The natural history has been reported to be favorable in some studies and is frequently quoted to patients. Reports indicate that 40-50% of patients are symptom-free within 1 week and up to 90% of symptoms resolve without medical attention in 6-12 weeks.

  • Deyo and Tsui-Wu reported that 33.2% of patients with LBP reported symptoms for less than 1 month, 33% reported pain for 1-5 months, and 32.7% reported pain for longer than 6 months. [10] Later, over a 2-year follow-up, 44% of patients reported chronic symptoms (defined as back pain for >90 d in the previous 6 mo). Most patients had low levels of back pain, with 20% rating their pain at 4 or greater on a scale of 0-10 (where 0 indicates no pain), 13% rated their pain as 5 or greater, and 8% reporting pain of 6 or greater.

    • Von Korff and colleagues reported that 15-20% of primary care patients with LBP had moderate-to-severe limitations in activity during a 1-year follow-up after their initial episode resolved. Recurrence rates of 60-85% have been reported in the first 2 years after an acute episode of LBP. [11]

  • Although incidence of LBP has remained relatively static, disability from LBP has increased 14 times the rate of population growth. Back pain results in more lost productivity than any other medical condition and is second only to upper respiratory complaints as cause of time lost from work. Back pain accounts for approximately 175.8 million days of restricted activity each year in the United States. At any given time, 2.4 million Americans are disabled because of LBP, with 1.2 million on a chronic basis. As of 2005, lower back pain ranks as the number one cause of disability in individuals under the age of 45.

  • In 1990, 400,000 industrial low back injuries resulted in disability in the United States. This number represents approximately 21% of injuries in the workplace but accounted for 31% of compensation payments. After a patient receiving worker's compensation is out of work for more than 6 months, the likelihood of his or her returning to work is only 50%. After 1 year, the likelihood is only 25%, and after 2 years, the individual will likely never return to productive work. In 1990, direct medical cost of spinal disorders was estimated to than $23 billion in the United States. Furthermore, plausible estimates of total costs of low back disorders ranged from $25 billion to almost $85 billion in 1990. [12]

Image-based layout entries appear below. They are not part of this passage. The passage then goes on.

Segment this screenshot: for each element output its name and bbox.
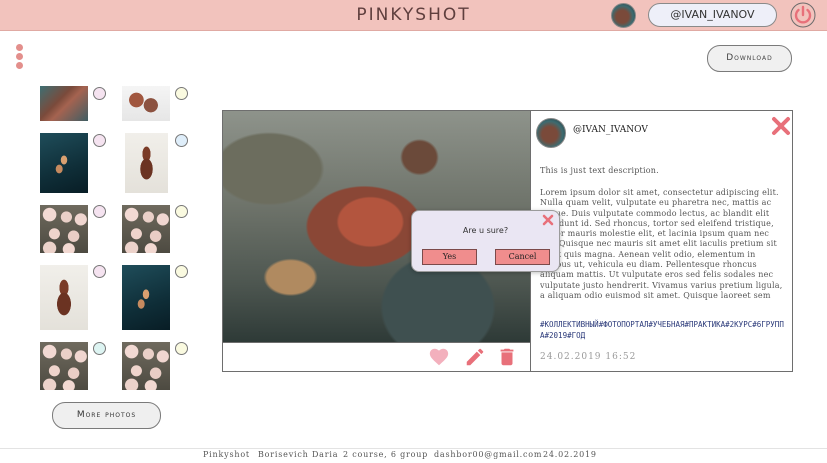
select-radio[interactable] (93, 205, 106, 218)
footer-date: 24.02.2019 (543, 450, 597, 459)
post-description: This is just text description. (540, 166, 659, 175)
select-radio[interactable] (175, 205, 188, 218)
cancel-button[interactable]: Cancel (495, 249, 550, 265)
footer-email[interactable]: dashbor00@gmail.com (434, 450, 542, 459)
select-radio[interactable] (175, 265, 188, 278)
footer-brand: Pinkyshot (203, 450, 250, 459)
yes-button[interactable]: Yes (422, 249, 477, 265)
post-date: 24.02.2019 16:52 (540, 352, 637, 362)
select-radio[interactable] (175, 87, 188, 100)
select-radio[interactable] (93, 87, 106, 100)
user-avatar[interactable] (611, 3, 636, 28)
thumbnail-roses[interactable] (122, 205, 170, 253)
close-icon[interactable] (542, 214, 554, 226)
heart-icon[interactable] (428, 346, 450, 368)
more-photos-button[interactable]: More photos (52, 402, 161, 429)
select-radio[interactable] (93, 342, 106, 355)
post-details-panel: @IVAN_IVANOV This is just text descripti… (531, 111, 792, 371)
username-badge[interactable]: @IVAN_IVANOV (648, 3, 777, 27)
confirm-dialog: Are u sure? Yes Cancel (411, 210, 560, 272)
thumbnail-roses[interactable] (122, 342, 170, 390)
header-bar: PINKYSHOT @IVAN_IVANOV (0, 0, 827, 31)
thumbnail-dancer[interactable] (40, 133, 88, 193)
thumbnail-turtle[interactable] (40, 86, 88, 121)
footer-course: 2 course, 6 group (343, 450, 429, 459)
thumbnail-violin[interactable] (125, 133, 168, 193)
download-button[interactable]: Download (707, 45, 792, 72)
more-options-icon[interactable] (14, 44, 26, 72)
post-hashtags[interactable]: #КОЛЛЕКТИВНЫЙ#ФОТОПОРТАЛ#УЧЕБНАЯ#ПРАКТИК… (540, 319, 785, 341)
thumbnail-violin[interactable] (40, 265, 88, 330)
select-radio[interactable] (175, 134, 188, 147)
author-avatar[interactable] (536, 118, 566, 148)
confirm-question: Are u sure? (462, 226, 509, 235)
footer-divider (0, 448, 827, 449)
select-radio[interactable] (175, 342, 188, 355)
thumbnail-turtle-cutout[interactable] (122, 86, 170, 121)
power-icon[interactable] (790, 2, 816, 28)
close-icon[interactable] (771, 116, 791, 136)
select-radio[interactable] (93, 134, 106, 147)
thumbnail-roses[interactable] (40, 205, 88, 253)
trash-icon[interactable] (496, 346, 518, 368)
select-radio[interactable] (93, 265, 106, 278)
author-username[interactable]: @IVAN_IVANOV (573, 125, 648, 135)
photo-actions-bar (223, 342, 530, 372)
thumbnail-dancer[interactable] (122, 265, 170, 330)
footer: Pinkyshot Borisevich Daria 2 course, 6 g… (0, 450, 827, 462)
post-body-text: Lorem ipsum dolor sit amet, consectetur … (540, 188, 783, 302)
edit-icon[interactable] (464, 346, 486, 368)
thumbnail-roses[interactable] (40, 342, 88, 390)
footer-author: Borisevich Daria (258, 450, 339, 459)
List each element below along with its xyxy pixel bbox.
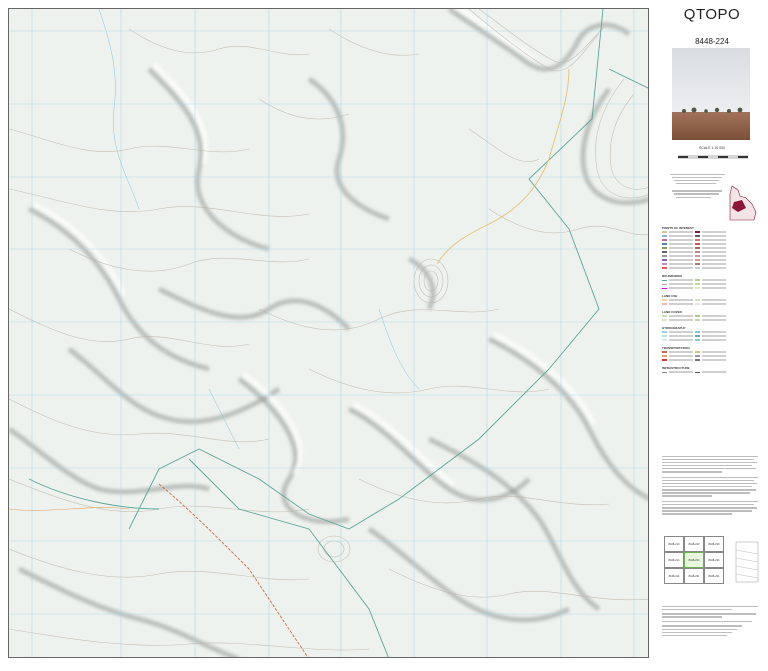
index-sheet: 8448-231 [704, 568, 724, 584]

  • Looking at 1998 statistics, Luo and colleagues found total health care expenditures incurred by individuals with back pain in the United States to have reached $90.7 billion; total incremental expenditures attributable to back pain among these persons were approximately $26.3 billion. On average, individuals with back pain incurred health care expenditures that were approximately 60% higher than individuals without back pain ($3498 vs $2178). Of service expenditures, 75% were attributed to those individuals within the top 25% of expenditure. Disk disorders were also found to be associated with higher medical costs. [13]

Sex

LBP secondary to degenerative disk disease affects men and women equally. Gautschi et al found in a cohort of 214 patients with lumbar degenerative disk disease that preoperatively, females scored worse than males on measurement of subject functional impairment but that males and females scored similarly in terms of objective functional impairment. The investigators also found that postoperative results did not differ between the sexes at 6-week, 6-month, and 1-year follow-up. [14]

Age

LBP secondary to degenerative disk disease is a condition that affects young to middle-aged persons with peak incidence at approximately 40 years. With respect to radiologic evidence of LDDD, the prevalence of disk degeneration increases with age, but degenerated disks are not necessarily painful.